You can have these 1:1s via video, and schedule them weekly or biweekly. As a manager, it’s important to never cancel 1:1s, but instead reschedule them if necessary and explain why they’re rescheduled. You want to make sure your team members feel they are a priority. 

Be empathetic.

The people on your team have complex lives outside of work. Some may be taking care of children or other family members, dealing with financial issues, or struggling with their physical or mental health. Sometimes, they may not engage much or will request extra time off. As a manager, listen to their concerns. 

If you notice a team member disengaging or pulling away from work, schedule a 1:1 and ask the following questions:

  • Do you have the resources or tools you need to do your job effectively?
  • How confident are you in your ability to do your tasks?
  • What can I do to better support you in your role?

Once they give feedback, act on it. You don’t want your team to feel like their feedback is going into a black hole. 

Establish rules of communication.

Setting efficient communication boundaries will help you avoid micromanaging, which we’ll touch upon later. As a manager, you should survey your team on how frequently you’ll communicate, means of communication, and what times of day are best for check-ins. Then, set expectations immediately. Asking everyone about their preferred work style can make them feel a part of the team, leading to more engagement. 

Avoid micromanaging.

A micromanager may ask for constant updates or will request to approve every aspect of a project before it moves on to the next phase. Micromanaging often stems from poor communication and lack of structure, and can cause your team to fall behind. 

To avoid micromanaging, recognize that having your hands in every phase of every project can get in the way of your team’s success. Use online tools like Asana, Trello, or Notion, where team members can communicate with each other and update everyone on their progress. That way, you know where to go to check in on project updates and can adhere to clear due dates. 

And most importantly, trust your team members. Your company hired them for a reason, so give them the opportunity to perform.

Encourage remote social interactions.

Virtual events like coffee chats, happy hours, lunches, or silent work sessions can be great for team building. At first, these events might feel forced and a little inauthentic – it takes time for your team members to get comfortable with each other. Don’t let this discourage you from keeping these workshops ongoing. Over time, your team will recognize that interpersonal engagement is an important company value and you don’t want anyone to feel isolated. 

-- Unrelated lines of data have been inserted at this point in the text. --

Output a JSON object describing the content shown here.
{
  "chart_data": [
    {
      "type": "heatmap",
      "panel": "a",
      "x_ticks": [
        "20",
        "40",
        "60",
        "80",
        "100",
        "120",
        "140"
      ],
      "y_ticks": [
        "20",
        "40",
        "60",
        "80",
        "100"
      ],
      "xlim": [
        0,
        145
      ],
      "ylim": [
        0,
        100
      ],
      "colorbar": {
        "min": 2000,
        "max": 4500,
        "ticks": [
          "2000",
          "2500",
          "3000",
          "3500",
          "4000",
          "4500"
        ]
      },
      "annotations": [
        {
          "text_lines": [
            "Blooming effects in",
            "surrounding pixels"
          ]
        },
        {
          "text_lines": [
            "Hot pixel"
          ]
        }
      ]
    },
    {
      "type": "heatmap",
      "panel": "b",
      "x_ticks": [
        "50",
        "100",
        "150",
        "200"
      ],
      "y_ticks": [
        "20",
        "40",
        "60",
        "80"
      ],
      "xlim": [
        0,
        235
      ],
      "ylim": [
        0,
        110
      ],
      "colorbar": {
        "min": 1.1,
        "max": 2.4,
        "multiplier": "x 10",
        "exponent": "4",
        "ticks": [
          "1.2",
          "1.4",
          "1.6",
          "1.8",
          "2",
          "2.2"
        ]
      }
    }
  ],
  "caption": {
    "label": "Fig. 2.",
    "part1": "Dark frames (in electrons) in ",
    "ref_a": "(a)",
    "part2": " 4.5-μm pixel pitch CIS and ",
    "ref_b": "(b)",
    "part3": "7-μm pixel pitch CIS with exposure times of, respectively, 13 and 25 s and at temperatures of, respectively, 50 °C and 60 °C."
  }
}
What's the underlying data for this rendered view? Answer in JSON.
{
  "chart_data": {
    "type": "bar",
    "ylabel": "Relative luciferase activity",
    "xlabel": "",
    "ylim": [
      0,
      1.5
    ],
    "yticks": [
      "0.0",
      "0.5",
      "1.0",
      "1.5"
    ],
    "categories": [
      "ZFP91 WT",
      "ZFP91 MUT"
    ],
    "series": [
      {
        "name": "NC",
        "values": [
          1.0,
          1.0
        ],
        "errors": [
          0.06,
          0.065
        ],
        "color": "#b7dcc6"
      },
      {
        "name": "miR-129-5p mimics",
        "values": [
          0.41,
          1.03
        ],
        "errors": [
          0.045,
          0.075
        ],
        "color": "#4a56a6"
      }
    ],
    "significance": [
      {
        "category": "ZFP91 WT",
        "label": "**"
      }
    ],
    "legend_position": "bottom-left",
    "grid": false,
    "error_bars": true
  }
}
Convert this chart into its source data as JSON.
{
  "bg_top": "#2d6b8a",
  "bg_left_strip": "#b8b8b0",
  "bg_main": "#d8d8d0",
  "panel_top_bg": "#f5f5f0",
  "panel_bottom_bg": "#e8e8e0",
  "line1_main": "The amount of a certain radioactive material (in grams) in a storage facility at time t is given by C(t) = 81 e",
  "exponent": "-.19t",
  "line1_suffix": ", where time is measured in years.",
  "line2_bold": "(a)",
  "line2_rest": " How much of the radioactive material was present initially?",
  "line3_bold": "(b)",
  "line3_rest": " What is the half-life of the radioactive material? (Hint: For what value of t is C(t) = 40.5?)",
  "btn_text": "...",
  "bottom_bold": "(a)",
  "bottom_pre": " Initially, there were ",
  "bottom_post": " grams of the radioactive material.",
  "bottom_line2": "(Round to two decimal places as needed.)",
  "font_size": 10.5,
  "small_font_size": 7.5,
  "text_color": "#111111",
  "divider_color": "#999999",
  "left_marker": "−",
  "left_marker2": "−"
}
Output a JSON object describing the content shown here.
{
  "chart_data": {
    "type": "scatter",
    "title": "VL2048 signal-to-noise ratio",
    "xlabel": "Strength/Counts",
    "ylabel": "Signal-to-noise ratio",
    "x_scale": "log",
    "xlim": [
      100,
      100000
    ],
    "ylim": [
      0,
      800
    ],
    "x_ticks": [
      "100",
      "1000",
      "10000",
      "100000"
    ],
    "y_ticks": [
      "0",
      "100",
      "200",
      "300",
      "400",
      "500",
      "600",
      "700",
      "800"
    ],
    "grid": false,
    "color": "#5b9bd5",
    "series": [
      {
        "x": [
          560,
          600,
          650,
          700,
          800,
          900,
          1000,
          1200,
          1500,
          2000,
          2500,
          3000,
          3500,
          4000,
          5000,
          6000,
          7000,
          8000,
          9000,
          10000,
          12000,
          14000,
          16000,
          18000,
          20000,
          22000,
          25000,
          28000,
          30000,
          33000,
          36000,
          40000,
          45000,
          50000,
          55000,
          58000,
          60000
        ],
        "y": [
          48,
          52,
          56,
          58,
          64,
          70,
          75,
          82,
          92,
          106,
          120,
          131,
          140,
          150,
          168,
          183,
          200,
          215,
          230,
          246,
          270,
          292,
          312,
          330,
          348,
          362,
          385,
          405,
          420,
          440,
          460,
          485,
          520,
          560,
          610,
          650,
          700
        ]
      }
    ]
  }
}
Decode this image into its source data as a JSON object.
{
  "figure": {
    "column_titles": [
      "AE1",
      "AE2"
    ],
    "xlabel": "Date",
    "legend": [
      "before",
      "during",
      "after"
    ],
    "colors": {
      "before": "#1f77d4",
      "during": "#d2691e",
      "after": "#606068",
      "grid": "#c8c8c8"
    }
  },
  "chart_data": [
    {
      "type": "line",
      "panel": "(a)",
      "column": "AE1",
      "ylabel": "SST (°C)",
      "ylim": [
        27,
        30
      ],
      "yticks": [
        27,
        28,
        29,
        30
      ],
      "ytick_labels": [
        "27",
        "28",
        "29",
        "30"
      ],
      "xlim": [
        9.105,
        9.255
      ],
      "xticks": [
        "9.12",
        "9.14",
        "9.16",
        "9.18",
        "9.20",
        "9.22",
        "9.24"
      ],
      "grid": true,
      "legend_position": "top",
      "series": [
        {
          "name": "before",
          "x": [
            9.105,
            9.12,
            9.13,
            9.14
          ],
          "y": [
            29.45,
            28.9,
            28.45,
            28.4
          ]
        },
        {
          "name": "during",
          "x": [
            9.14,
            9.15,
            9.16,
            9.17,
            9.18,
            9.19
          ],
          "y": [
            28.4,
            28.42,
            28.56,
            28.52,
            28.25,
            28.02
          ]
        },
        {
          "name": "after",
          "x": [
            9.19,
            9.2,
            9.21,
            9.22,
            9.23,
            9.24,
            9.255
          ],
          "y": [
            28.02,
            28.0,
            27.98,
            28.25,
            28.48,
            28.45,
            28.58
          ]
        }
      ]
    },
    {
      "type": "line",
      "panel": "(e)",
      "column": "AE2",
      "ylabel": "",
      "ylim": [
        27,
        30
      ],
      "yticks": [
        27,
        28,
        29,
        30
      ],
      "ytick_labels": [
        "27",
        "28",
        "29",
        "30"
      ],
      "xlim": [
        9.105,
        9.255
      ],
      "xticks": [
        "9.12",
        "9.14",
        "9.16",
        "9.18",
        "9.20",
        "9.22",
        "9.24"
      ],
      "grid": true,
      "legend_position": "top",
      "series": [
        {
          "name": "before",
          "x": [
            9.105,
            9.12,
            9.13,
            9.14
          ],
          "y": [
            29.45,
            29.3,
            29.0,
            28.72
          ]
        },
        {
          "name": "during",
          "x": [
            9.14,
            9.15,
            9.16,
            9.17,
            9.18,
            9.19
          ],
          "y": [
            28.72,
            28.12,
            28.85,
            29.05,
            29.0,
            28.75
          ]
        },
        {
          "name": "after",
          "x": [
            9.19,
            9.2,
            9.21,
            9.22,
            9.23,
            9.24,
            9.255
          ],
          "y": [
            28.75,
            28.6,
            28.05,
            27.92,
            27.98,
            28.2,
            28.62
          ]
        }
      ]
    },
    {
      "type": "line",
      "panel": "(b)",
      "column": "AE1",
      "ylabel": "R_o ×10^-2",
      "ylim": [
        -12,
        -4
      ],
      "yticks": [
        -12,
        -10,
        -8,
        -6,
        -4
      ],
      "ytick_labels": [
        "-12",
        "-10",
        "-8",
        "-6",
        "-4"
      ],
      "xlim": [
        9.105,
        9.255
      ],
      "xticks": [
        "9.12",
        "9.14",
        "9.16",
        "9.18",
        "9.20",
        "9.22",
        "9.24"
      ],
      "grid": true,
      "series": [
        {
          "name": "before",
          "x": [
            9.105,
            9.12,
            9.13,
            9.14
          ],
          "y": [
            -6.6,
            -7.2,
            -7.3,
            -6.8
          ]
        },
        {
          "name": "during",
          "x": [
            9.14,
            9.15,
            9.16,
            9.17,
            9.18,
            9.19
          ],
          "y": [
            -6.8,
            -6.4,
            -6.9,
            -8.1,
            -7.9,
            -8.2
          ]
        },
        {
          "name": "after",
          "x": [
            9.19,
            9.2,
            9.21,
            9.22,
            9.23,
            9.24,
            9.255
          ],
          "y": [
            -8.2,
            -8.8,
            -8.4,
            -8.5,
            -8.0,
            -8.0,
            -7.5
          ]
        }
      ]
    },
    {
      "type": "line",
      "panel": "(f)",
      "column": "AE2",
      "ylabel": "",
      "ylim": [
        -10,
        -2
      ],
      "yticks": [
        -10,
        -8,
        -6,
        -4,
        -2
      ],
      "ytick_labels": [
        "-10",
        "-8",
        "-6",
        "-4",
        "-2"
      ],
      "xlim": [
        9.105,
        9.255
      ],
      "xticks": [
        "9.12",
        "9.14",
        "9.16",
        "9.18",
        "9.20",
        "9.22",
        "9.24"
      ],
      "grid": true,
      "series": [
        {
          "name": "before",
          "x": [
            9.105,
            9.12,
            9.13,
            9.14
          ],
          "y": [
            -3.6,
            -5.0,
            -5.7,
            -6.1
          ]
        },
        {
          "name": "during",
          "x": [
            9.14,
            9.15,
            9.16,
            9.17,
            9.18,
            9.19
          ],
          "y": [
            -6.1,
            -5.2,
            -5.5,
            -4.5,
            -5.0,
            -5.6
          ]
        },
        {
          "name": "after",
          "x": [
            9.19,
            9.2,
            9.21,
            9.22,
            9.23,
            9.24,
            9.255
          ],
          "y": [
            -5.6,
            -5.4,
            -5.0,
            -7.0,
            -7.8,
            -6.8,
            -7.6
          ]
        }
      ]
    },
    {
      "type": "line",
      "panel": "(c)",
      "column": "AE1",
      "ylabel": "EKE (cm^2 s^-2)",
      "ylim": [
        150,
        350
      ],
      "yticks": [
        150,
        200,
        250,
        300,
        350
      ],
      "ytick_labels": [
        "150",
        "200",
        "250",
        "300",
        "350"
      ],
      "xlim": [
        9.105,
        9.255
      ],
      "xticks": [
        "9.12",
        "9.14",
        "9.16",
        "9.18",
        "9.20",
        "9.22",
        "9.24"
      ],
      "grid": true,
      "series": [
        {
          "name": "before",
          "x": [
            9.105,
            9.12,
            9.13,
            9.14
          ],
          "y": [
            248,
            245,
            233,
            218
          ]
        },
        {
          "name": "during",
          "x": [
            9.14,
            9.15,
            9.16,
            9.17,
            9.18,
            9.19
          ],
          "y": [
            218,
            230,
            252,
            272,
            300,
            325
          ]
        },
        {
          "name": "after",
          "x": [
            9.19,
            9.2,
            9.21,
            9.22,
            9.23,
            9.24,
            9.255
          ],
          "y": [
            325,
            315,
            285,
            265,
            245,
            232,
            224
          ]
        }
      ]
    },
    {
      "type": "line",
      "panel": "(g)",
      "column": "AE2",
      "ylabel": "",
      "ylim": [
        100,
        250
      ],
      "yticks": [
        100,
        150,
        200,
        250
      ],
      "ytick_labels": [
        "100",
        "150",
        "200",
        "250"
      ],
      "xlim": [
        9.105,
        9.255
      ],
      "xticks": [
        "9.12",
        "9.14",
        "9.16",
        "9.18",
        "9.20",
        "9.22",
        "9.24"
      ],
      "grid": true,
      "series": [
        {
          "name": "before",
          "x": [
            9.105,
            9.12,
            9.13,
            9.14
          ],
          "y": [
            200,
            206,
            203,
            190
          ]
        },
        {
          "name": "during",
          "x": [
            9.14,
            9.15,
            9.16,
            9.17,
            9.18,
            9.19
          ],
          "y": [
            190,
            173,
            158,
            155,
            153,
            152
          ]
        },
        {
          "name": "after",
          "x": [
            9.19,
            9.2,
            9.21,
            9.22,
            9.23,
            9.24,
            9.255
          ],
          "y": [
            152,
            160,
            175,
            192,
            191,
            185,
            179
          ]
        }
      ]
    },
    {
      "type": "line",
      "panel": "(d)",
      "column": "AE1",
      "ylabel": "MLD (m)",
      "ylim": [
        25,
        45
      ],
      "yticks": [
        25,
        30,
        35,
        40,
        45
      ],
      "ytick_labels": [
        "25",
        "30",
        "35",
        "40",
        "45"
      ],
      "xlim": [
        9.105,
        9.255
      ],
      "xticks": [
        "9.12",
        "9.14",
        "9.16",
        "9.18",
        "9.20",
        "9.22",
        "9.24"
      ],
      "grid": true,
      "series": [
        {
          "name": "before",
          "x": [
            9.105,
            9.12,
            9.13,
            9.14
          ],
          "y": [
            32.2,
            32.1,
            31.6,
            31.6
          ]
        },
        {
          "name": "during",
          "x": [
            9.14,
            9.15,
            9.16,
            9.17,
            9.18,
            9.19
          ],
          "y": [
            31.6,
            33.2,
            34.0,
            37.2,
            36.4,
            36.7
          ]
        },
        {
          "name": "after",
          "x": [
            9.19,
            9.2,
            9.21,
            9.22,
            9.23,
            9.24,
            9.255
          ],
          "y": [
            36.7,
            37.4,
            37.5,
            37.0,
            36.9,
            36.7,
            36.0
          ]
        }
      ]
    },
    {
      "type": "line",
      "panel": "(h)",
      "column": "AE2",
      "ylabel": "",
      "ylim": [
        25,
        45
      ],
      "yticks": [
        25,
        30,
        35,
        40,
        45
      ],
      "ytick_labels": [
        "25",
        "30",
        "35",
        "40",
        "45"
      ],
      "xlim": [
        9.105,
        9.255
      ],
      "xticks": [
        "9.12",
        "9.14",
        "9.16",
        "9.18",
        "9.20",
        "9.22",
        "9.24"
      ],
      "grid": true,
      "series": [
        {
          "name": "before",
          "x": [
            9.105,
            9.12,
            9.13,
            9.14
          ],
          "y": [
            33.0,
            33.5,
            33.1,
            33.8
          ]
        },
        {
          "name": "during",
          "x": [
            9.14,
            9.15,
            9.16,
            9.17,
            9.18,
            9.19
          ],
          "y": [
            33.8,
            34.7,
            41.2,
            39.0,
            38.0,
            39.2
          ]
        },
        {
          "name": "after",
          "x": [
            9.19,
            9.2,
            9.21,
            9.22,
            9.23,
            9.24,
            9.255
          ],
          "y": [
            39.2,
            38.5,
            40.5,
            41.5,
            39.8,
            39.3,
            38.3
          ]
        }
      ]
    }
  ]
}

Take a look at Museum Hack’s list of 37 virtual team-building activities for inspiration

Remove obstacles and provide resources.

Prepare your team for obstacles they may face remotely, such as physical and emotional isolation, distractions at home pulling them in multiple directions, or children engaged in home-schooling. Since every member may have a different home environment, focus on finding solutions together.  

Provide resources for new equipment, better WiFi, and other office supplies, and train your team on new software before immediately implementing it into your workflow. 

When it comes to life events that are out of anyone’s control, – like crying children – set up an easy communication channel where employees feel comfortable updating you on behind-the-scenes issues that may pull them from work for a few moments. 

Celebrate success.

When a team member does good work, give them a shoutout. Send weekly internal emails where you highlight company wins, or create a Slack channel where you applaud people for their hard work. During team meetings, start off with performance awards and switch up the winners. Creating a culture that celebrates your people will give them a sense of belonging and boost engagement. 

A remote environment can be a confusing space to navigate when you’re working with different people who have very different work preferences. It is not, however, impossible to gain control of. The key to effectively managing a remote team is to set clear expectations, communicate regularly, and provide your members with resources and words of affirmation so they can produce their best work. 

Selena Jodha (she/her) is a Literatures of Modernity M.A candidate at Ryerson University and graduate from the BA English program at Ryerson University. Selena’s work and volunteer opportunities focus on academic counseling, publishing, and tutoring and education.